Ergo, dass Studium ist nicht mehr die Zeit des forschens und lernen, des hinterfragen und nachdenken sondern wird immer mehr zu einer "Aktion", wo man vorgegebenen Wissen mehr oder weniger auswendig lernen muss, da in diesem straff organisierten Studium keine Zeit mehr bleibt, seinen eigentlichen Interessen aus dem Lehrstoff zu verfolgen bzw. zu vertiefen.

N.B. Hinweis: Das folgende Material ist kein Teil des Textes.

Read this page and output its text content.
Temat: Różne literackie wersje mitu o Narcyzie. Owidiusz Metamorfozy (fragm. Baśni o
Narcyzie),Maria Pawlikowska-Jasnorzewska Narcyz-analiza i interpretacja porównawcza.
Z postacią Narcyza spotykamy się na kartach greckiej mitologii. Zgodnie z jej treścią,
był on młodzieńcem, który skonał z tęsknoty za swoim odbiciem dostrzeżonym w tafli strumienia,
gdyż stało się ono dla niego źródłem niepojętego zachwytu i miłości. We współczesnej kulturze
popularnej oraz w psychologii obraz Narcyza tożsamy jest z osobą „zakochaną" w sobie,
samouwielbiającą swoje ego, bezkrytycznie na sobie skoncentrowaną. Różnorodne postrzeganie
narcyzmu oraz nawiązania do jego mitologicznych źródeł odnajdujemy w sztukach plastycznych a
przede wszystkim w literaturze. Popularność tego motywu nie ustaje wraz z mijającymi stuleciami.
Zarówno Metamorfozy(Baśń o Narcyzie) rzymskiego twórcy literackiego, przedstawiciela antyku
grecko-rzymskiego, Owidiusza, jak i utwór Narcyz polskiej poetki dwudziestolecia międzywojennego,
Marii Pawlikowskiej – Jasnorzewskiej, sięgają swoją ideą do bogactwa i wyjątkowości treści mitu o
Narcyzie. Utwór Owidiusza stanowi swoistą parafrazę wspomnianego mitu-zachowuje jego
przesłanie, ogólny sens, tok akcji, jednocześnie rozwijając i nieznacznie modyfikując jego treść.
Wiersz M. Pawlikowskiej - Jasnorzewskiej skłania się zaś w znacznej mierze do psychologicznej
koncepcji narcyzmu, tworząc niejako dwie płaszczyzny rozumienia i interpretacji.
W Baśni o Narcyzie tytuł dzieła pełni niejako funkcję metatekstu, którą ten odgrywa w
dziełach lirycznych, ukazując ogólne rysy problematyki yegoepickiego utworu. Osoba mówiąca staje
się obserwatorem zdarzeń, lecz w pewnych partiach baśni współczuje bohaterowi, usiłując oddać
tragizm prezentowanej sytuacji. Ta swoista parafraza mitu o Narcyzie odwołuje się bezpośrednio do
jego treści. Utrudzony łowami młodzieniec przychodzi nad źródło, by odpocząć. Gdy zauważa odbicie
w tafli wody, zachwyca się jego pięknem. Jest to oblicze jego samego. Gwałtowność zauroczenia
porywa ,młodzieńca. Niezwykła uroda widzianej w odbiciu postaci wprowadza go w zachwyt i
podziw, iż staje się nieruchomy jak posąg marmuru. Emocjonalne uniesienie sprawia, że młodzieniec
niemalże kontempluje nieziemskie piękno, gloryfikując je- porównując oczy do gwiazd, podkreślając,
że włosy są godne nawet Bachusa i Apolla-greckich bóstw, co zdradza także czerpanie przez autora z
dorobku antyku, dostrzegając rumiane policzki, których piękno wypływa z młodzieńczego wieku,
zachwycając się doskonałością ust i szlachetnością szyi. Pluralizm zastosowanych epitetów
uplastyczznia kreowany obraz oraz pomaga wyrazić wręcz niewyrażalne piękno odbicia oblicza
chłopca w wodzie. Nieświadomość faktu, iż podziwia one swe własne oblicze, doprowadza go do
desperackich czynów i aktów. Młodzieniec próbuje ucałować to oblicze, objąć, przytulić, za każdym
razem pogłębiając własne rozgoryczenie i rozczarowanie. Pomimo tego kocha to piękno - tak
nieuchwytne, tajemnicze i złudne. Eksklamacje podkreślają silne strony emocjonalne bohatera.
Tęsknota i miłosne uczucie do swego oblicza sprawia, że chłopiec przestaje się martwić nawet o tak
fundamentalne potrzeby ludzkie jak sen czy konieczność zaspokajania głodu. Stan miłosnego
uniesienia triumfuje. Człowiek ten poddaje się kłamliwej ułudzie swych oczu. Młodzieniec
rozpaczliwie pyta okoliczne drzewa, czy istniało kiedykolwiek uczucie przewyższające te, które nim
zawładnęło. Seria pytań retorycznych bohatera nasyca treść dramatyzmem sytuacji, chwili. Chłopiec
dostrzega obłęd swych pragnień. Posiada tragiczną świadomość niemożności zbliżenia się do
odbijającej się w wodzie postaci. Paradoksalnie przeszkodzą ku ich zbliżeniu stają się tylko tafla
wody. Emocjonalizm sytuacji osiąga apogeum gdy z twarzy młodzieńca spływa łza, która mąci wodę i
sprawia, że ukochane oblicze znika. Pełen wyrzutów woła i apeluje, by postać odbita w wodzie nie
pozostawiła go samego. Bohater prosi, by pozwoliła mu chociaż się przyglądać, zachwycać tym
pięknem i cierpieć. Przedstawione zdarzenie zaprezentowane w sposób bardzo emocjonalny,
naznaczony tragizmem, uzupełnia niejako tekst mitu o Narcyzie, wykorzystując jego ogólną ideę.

Ein kleines Beispiel aus BW 2. Sem. Bachelor: 6 Klausuren sind zu schreiben, dazu kommt ein AWPF = 7 Klausuren, hinzu kommt allerdings noch ein sogenannter "PC-Führerschein", ein 300 Seiten langes Skript über MS-Office 2003, über welches in Nürnberg (!) ein Test abgelegt werden muss, da man sonst nicht ins 4. Semester kommt (so ist es in der Studienordnung festgelegt, welche ca. 2-3 Monate nach Studienbeginn veröffentlicht wurde!), hinzu kommt noch ein Toefl Test auf Stufe B2, welchen man bis zum Eintritt ins 4. Semester erfolgreich bestanden haben muss, da sonst der Zutritt ins 4. Semester lt. Studienordnung verschlossen bleibt (dieser Test kostet 160€!! und muss in einer größeren Stadt abgelegt werden mit Toefl Büro). D.h., dass man sich auf 9 Klausuren etwa vorzubereiten hat bzw. einstellen muss. Wer da noch letztes Semester eine Prüfung verhauen hat, muss diese bis zum Ende des 2. Semester wiederholt haben.
Also, entspannt studieren kann das alles nicht sein, man steht ständig unter Druck, dass bläuen einem die Dozenten mit einer lakonischen Ausdrucksweise ein mit Verweis auf dem Selbstlernanteil - so verfliegt ein wenig mehr der Spaß am studieren.
Ich kann mir auch nicht vorstellen, dass es wirklich befriedigend ist ein "Versuchskaninchen" zu sein, nur dass es spätere Semester besser haben. Es ist dein Geld, deine Zeit und deine berufliche Laufbahn mit der die Hochschule hier ihre Probephase finanziert.